As for the spying on Mr. Netanyahu, White House officials believed the intercepted information could be valuable to counter Mr. Netanyahu’s campaign against the Iran deal. They also recognized that asking for it was politically risky, however. So, wary of a paper trail stemming from a request, the White House let the NSA decide what to share and what to withhold, officials said.
“We didn’t say, ‘Do it,’ ” a senior U.S. official said. “We didn’t say, ‘Don’t do it.’ ”
Stepped-up NSA eavesdropping revealed to the White House how Mr. Netanyahu and his advisers had leaked details of the U.S.-Iran negotiations to undermine the talks; coordinated talking points with Jewish-American groups against the deal; and asked undecided lawmakers what it would take to win their votes, according to current and former officials familiar with the intercepts.
Mostly disturbing is that after Mr. Snowden’s revelations and a White House review, Mr. Obama announced in a January 2014 speech he would curb such eavesdropping. Surveillance of Netanyahu came after that announcement.
According to The Journal, in closed-door debate, the Obama administration weighed which allied leaders belonged on a so-called protected list, shielding them from NSA snooping. French President Francois Hollande, German Chancellor Merkel and other North Atlantic Treaty Organization leaders made the list, but the administration permitted the NSA to target the leaders’ top advisers, current and former U.S. officials said.
Other allies were excluded from the protected list, including Recep Tayyip Erdogan, president of NATO ally Turkey, which allowed the NSA to spy on their communications at the discretion of top officials, according to the American officials who spoke to the newspaper.
Privately, Obama maintained the monitoring of Netanyahu on the grounds that it served a “compelling national security purpose,” according to current and former U.S. officials. Obama mentioned the exception in his speech but kept secret the leaders it would apply to.
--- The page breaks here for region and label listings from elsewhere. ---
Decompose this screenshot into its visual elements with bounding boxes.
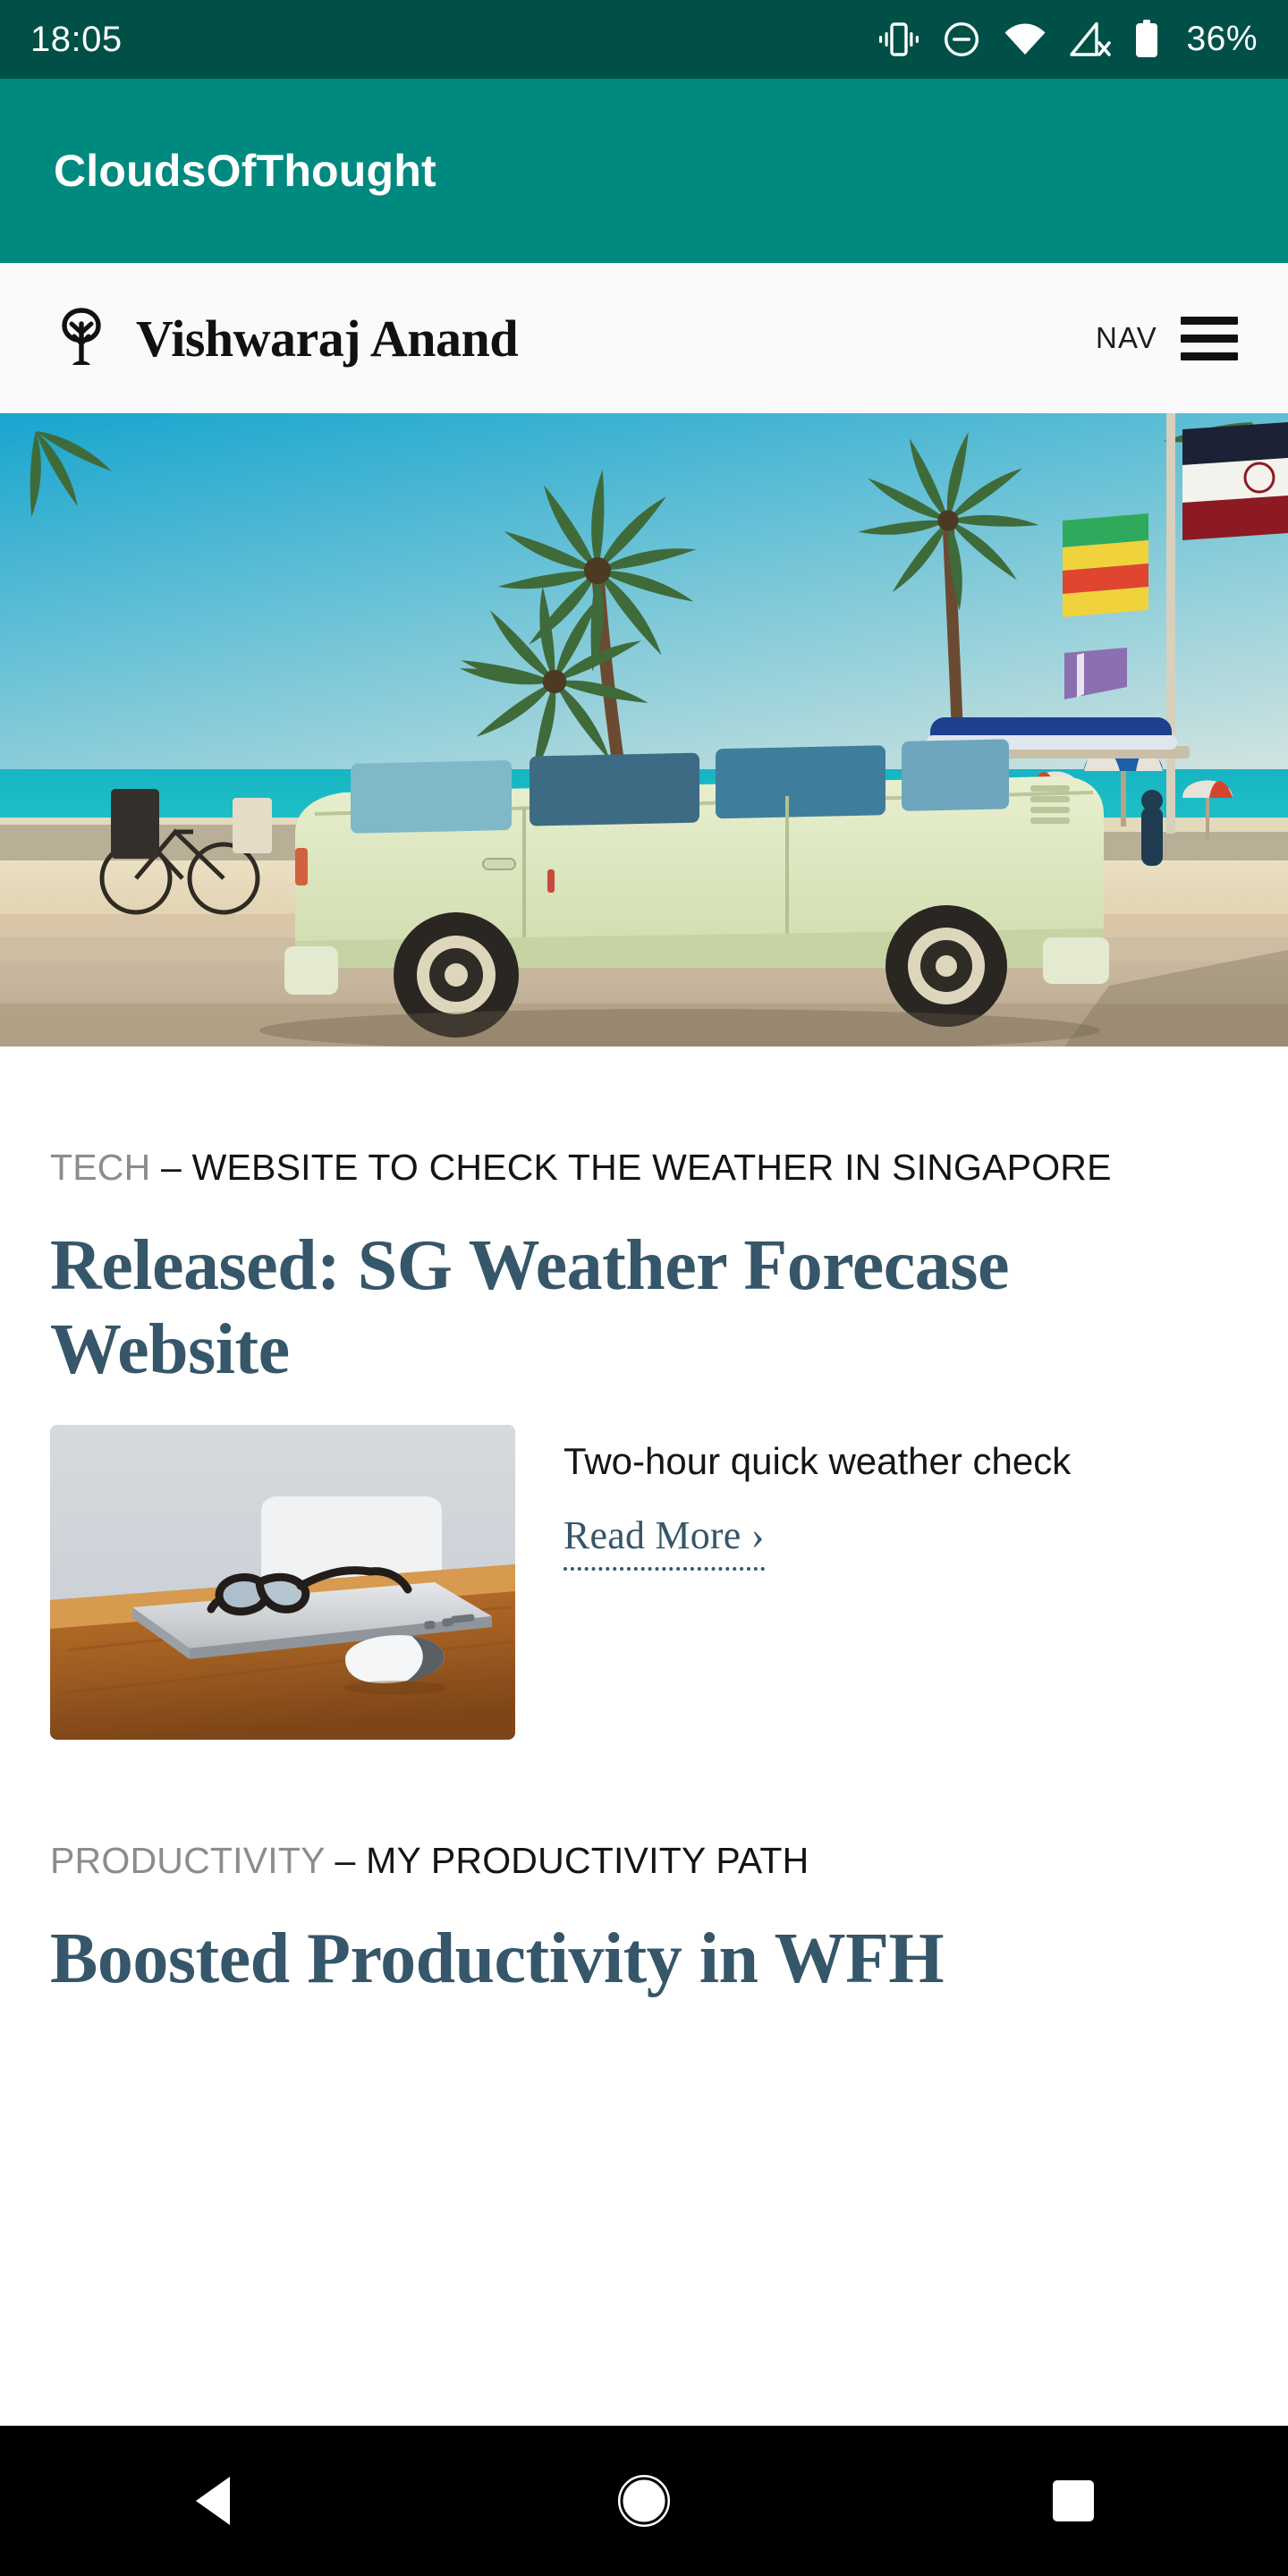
post-title[interactable]: Released: SG Weather Forecase Website	[50, 1224, 1238, 1393]
do-not-disturb-icon	[943, 21, 980, 58]
status-bar: 18:05 36%	[0, 0, 1288, 79]
post-thumbnail[interactable]	[50, 1424, 515, 1740]
brand-name: Vishwaraj Anand	[136, 309, 519, 368]
post-title[interactable]: Boosted Productivity in WFH	[50, 1917, 1238, 2001]
android-nav-bar	[0, 2426, 1288, 2576]
post-card[interactable]: PRODUCTIVITY – MY PRODUCTIVITY PATH Boos…	[0, 1838, 1288, 2001]
recents-icon[interactable]	[984, 2426, 1163, 2576]
app-bar: CloudsOfThought	[0, 79, 1288, 263]
post-meta-separator: –	[324, 1839, 367, 1881]
post-text: Two-hour quick weather check Read More ›	[564, 1425, 1238, 1572]
post-feed: TECH – WEBSITE TO CHECK THE WEATHER IN S…	[0, 1046, 1288, 2001]
tree-icon	[50, 306, 113, 370]
status-icon-group: 36%	[878, 20, 1258, 59]
vibrate-icon	[878, 21, 919, 58]
hamburger-icon[interactable]	[1181, 316, 1238, 360]
read-more-link[interactable]: Read More ›	[564, 1513, 765, 1572]
hero-image	[0, 413, 1288, 1046]
brand-link[interactable]: Vishwaraj Anand	[50, 306, 519, 370]
post-meta: PRODUCTIVITY – MY PRODUCTIVITY PATH	[50, 1838, 1238, 1883]
battery-icon	[1134, 20, 1159, 59]
status-clock: 18:05	[30, 19, 123, 59]
post-card[interactable]: TECH – WEBSITE TO CHECK THE WEATHER IN S…	[0, 1145, 1288, 1740]
app-title: CloudsOfThought	[54, 146, 436, 196]
post-subtitle: MY PRODUCTIVITY PATH	[366, 1839, 809, 1881]
home-icon[interactable]	[555, 2426, 733, 2576]
nav-toggle[interactable]: NAV	[1095, 316, 1238, 360]
post-excerpt: Two-hour quick weather check	[564, 1439, 1072, 1482]
post-category[interactable]: PRODUCTIVITY	[50, 1840, 325, 1881]
phone-screen: 18:05 36% CloudsOfThought Vishwaraj Anan…	[0, 0, 1288, 2576]
battery-percent-label: 36%	[1186, 20, 1258, 58]
post-category[interactable]: TECH	[50, 1147, 150, 1188]
site-header: Vishwaraj Anand NAV	[0, 263, 1288, 413]
post-meta: TECH – WEBSITE TO CHECK THE WEATHER IN S…	[50, 1145, 1238, 1190]
back-icon[interactable]	[125, 2426, 304, 2576]
cellular-off-icon	[1070, 21, 1112, 57]
post-meta-separator: –	[150, 1147, 192, 1188]
post-body: Two-hour quick weather check Read More ›	[50, 1424, 1238, 1740]
wifi-icon	[1004, 21, 1046, 57]
post-subtitle: WEBSITE TO CHECK THE WEATHER IN SINGAPOR…	[191, 1147, 1112, 1188]
nav-label: NAV	[1095, 321, 1157, 354]
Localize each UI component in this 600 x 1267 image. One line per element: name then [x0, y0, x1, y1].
Israeli, German and French government officials declined to comment on NSA activities. Turkish officials didn’t respond to requests Tuesday for comment. The Office of the Director of National Intelligence and the NSA declined to comment on communications provided to the White House.
The Journal noted that its account, stretching over two terms of the Obama administration, is based on interviews with more than two dozen current and former. intelligence and administration officials and reveals for the first time the extent of American spying on the Israeli prime minister.
The report also marks the second time that American surveillance on Israeli leaders has been exposed.